The new codes (37220-+37235) apply to different "territories." Each territory has its own specific set of guidelines. Codes 37220-+37223 fall under the iliac vascular territory. CPT specifies that "the iliac territory is divided into 3 vessels: common iliac, internal iliac, and external iliac."

As already discussed, 37220 and 37221 are appropriate for the initial vessel treated. That means they apply to the first iliac artery treated in a single leg. If the physician treats one or two additional iliac vessels in the same leg, then you should choose from +37222 and +37223.

Crucial: You may use up to two add-on codes per leg. The reason is that there are three iliac vessels in each leg, and youmay report one code per vessel.

Be sure you catch that -- because the codes apply per vessel -- you should not report add-on codes for additional lesions in a single vessel. CPT is very clear that "when more than one stent is placed in the same vessel, the code should be reported only once."

5. Check Rule for 1 Intervention in 2-Artery Lesion

In some cases, a lesion may extend from one artery into another. If the radiologist can treat that lesion with a single intervention, then you should choose a single code to report that service.

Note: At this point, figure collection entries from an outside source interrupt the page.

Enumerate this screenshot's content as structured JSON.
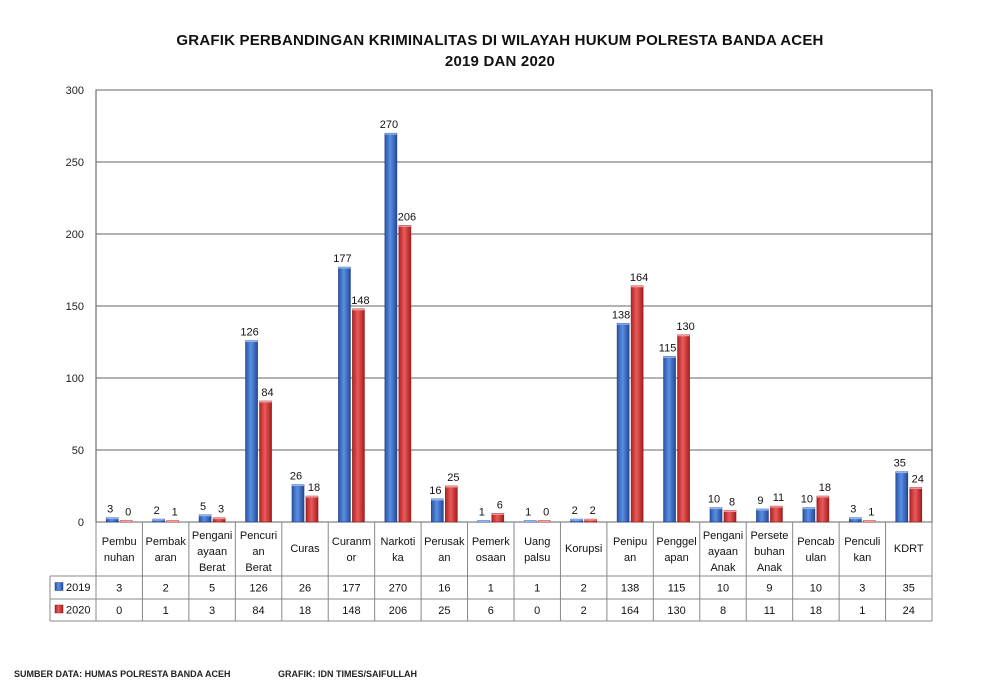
{
  "chart_data": {
    "type": "bar",
    "title": "GRAFIK PERBANDINGAN KRIMINALITAS DI WILAYAH HUKUM POLRESTA BANDA ACEH",
    "subtitle": "2019 DAN 2020",
    "categories": [
      [
        "Pembu",
        "nuhan"
      ],
      [
        "Pembak",
        "aran"
      ],
      [
        "Pengani",
        "ayaan",
        "Berat"
      ],
      [
        "Pencuri",
        "an",
        "Berat"
      ],
      [
        "Curas"
      ],
      [
        "Curanm",
        "or"
      ],
      [
        "Narkoti",
        "ka"
      ],
      [
        "Perusak",
        "an"
      ],
      [
        "Pemerk",
        "osaan"
      ],
      [
        "Uang",
        "palsu"
      ],
      [
        "Korupsi"
      ],
      [
        "Penipu",
        "an"
      ],
      [
        "Penggel",
        "apan"
      ],
      [
        "Pengani",
        "ayaan",
        "Anak"
      ],
      [
        "Persete",
        "buhan",
        "Anak"
      ],
      [
        "Pencab",
        "ulan"
      ],
      [
        "Penculi",
        "kan"
      ],
      [
        "KDRT"
      ]
    ],
    "series": [
      {
        "name": "2019",
        "color": "#3b6fc9",
        "values": [
          3,
          2,
          5,
          126,
          26,
          177,
          270,
          16,
          1,
          1,
          2,
          138,
          115,
          10,
          9,
          10,
          3,
          35
        ]
      },
      {
        "name": "2020",
        "color": "#d63a3a",
        "values": [
          0,
          1,
          3,
          84,
          18,
          148,
          206,
          25,
          6,
          0,
          2,
          164,
          130,
          8,
          11,
          18,
          1,
          24
        ]
      }
    ],
    "ylim": [
      0,
      300
    ],
    "yticks": [
      0,
      50,
      100,
      150,
      200,
      250,
      300
    ],
    "grid": true,
    "legend": "data-table"
  },
  "footer": {
    "source": "SUMBER DATA: HUMAS POLRESTA BANDA ACEH",
    "credit": "GRAFIK: IDN TIMES/SAIFULLAH"
  }
}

CPT offers the example of stenosis that extends from a common iliac into the proximal external iliac. If the physician uses a single stent to treat the lesion, CPT instructs you to report initial vessel code 37221. You should not also report additional vessel code +37223.

On the other hand, if the stenotic lesions involve two separate iliac arteries divided by a bifurcation with a break in stenosis requiring multiple therapies, then you should report an "initial" code as well as an "additional" code.

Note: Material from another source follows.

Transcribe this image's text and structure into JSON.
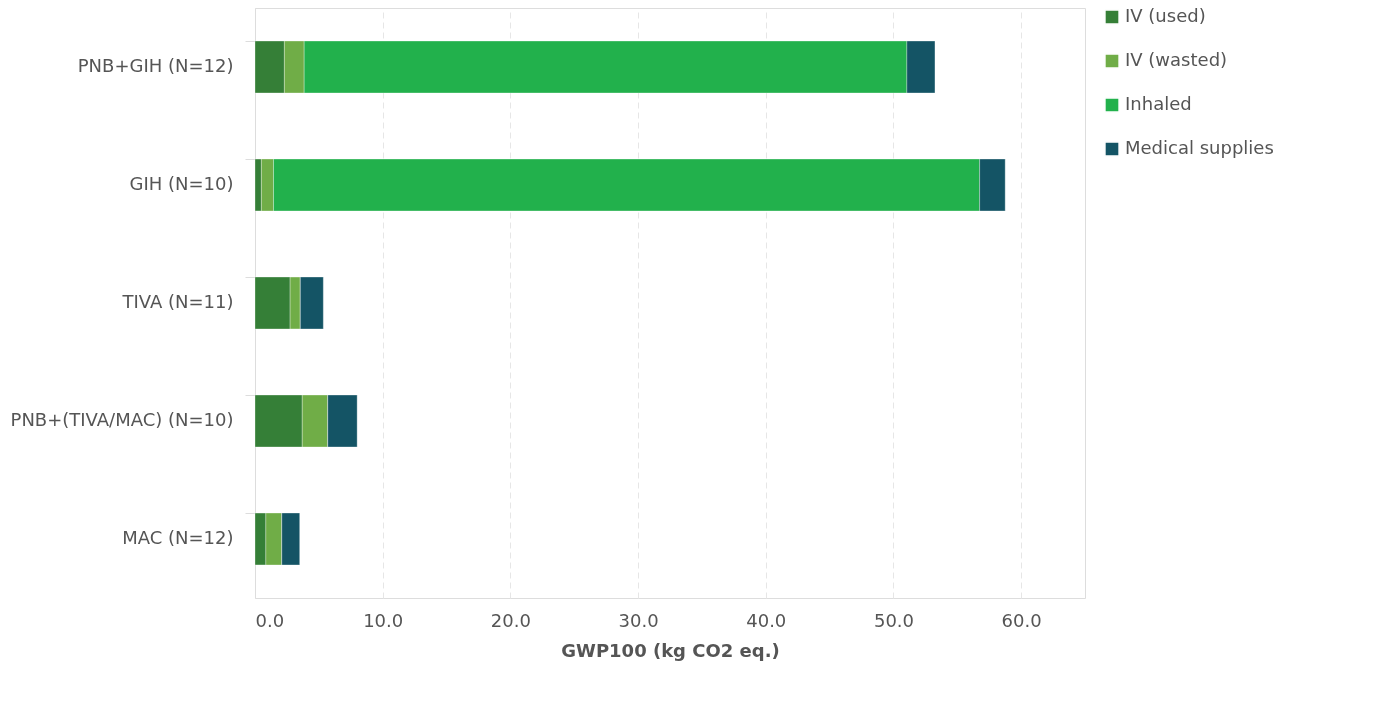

6. Look Out for Work in Both Legs

The codes state that they are unilateral, which means they apply to a service on a single side of the body.

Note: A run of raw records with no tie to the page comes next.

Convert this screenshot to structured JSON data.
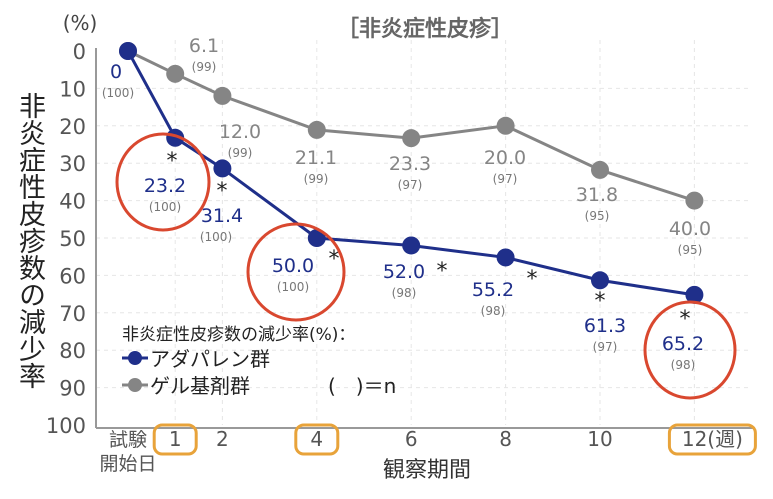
{
  "chart_data": {
    "type": "line",
    "title": "［非炎症性皮疹］",
    "ylabel": "非炎症性皮疹数の減少率",
    "yunit": "(%)",
    "xlabel": "観察期間",
    "ylim": [
      0,
      100
    ],
    "y_inverted": true,
    "yticks": [
      "0",
      "10",
      "20",
      "30",
      "40",
      "50",
      "60",
      "70",
      "80",
      "90",
      "100"
    ],
    "x": [
      0,
      1,
      2,
      4,
      6,
      8,
      10,
      12
    ],
    "xtick_labels": [
      {
        "x": 0,
        "label": "試験",
        "label2": "開始日"
      },
      {
        "x": 1,
        "label": "1"
      },
      {
        "x": 2,
        "label": "2"
      },
      {
        "x": 4,
        "label": "4"
      },
      {
        "x": 6,
        "label": "6"
      },
      {
        "x": 8,
        "label": "8"
      },
      {
        "x": 10,
        "label": "10"
      },
      {
        "x": 12,
        "label": "12(週)"
      }
    ],
    "highlighted_weeks": [
      1,
      4,
      12
    ],
    "legend_title": "非炎症性皮疹数の減少率(%)：",
    "legend_note": "(　)＝n",
    "legend_placement": "bottom-left",
    "series": [
      {
        "name": "アダパレン群",
        "color": "#1f2f8a",
        "values": [
          0,
          23.2,
          31.4,
          50.0,
          52.0,
          55.2,
          61.3,
          65.2
        ],
        "labels": [
          "0",
          "23.2",
          "31.4",
          "50.0",
          "52.0",
          "55.2",
          "61.3",
          "65.2"
        ],
        "n": [
          "(100)",
          "(100)",
          "(100)",
          "(100)",
          "(98)",
          "(98)",
          "(97)",
          "(98)"
        ],
        "significant": [
          false,
          true,
          true,
          true,
          true,
          true,
          true,
          true
        ]
      },
      {
        "name": "ゲル基剤群",
        "color": "#858585",
        "values": [
          0,
          6.1,
          12.0,
          21.1,
          23.3,
          20.0,
          31.8,
          40.0
        ],
        "labels": [
          "",
          "6.1",
          "12.0",
          "21.1",
          "23.3",
          "20.0",
          "31.8",
          "40.0"
        ],
        "n": [
          "",
          "(99)",
          "(99)",
          "(99)",
          "(97)",
          "(97)",
          "(95)",
          "(95)"
        ],
        "significant": [
          false,
          false,
          false,
          false,
          false,
          false,
          false,
          false
        ]
      }
    ],
    "significance_marker": "*",
    "circled_values": [
      "23.2",
      "50.0",
      "65.2"
    ],
    "colors": {
      "circle": "#d9482f",
      "box": "#e8a33a",
      "grid": "#e6e6e6",
      "axis": "#999999"
    }
  }
}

CPT suggests that if the physician treats the identical territory (such as iliac) in both legs at the same session, you should use modifier 59 (Distinct procedural service) to show both legs are involved. This holds true even when the mode of therapy is different in each leg, such as angioplasty in the left leg and both angioplasty and stent in the right leg. Keep alert for payers' modifier preferences, though, as some may prefer you to use modifier 50 (Bilateral procedure), modifiers RT (Right side) and LT (Left side), or some combination of modifiers for procedures on both legs.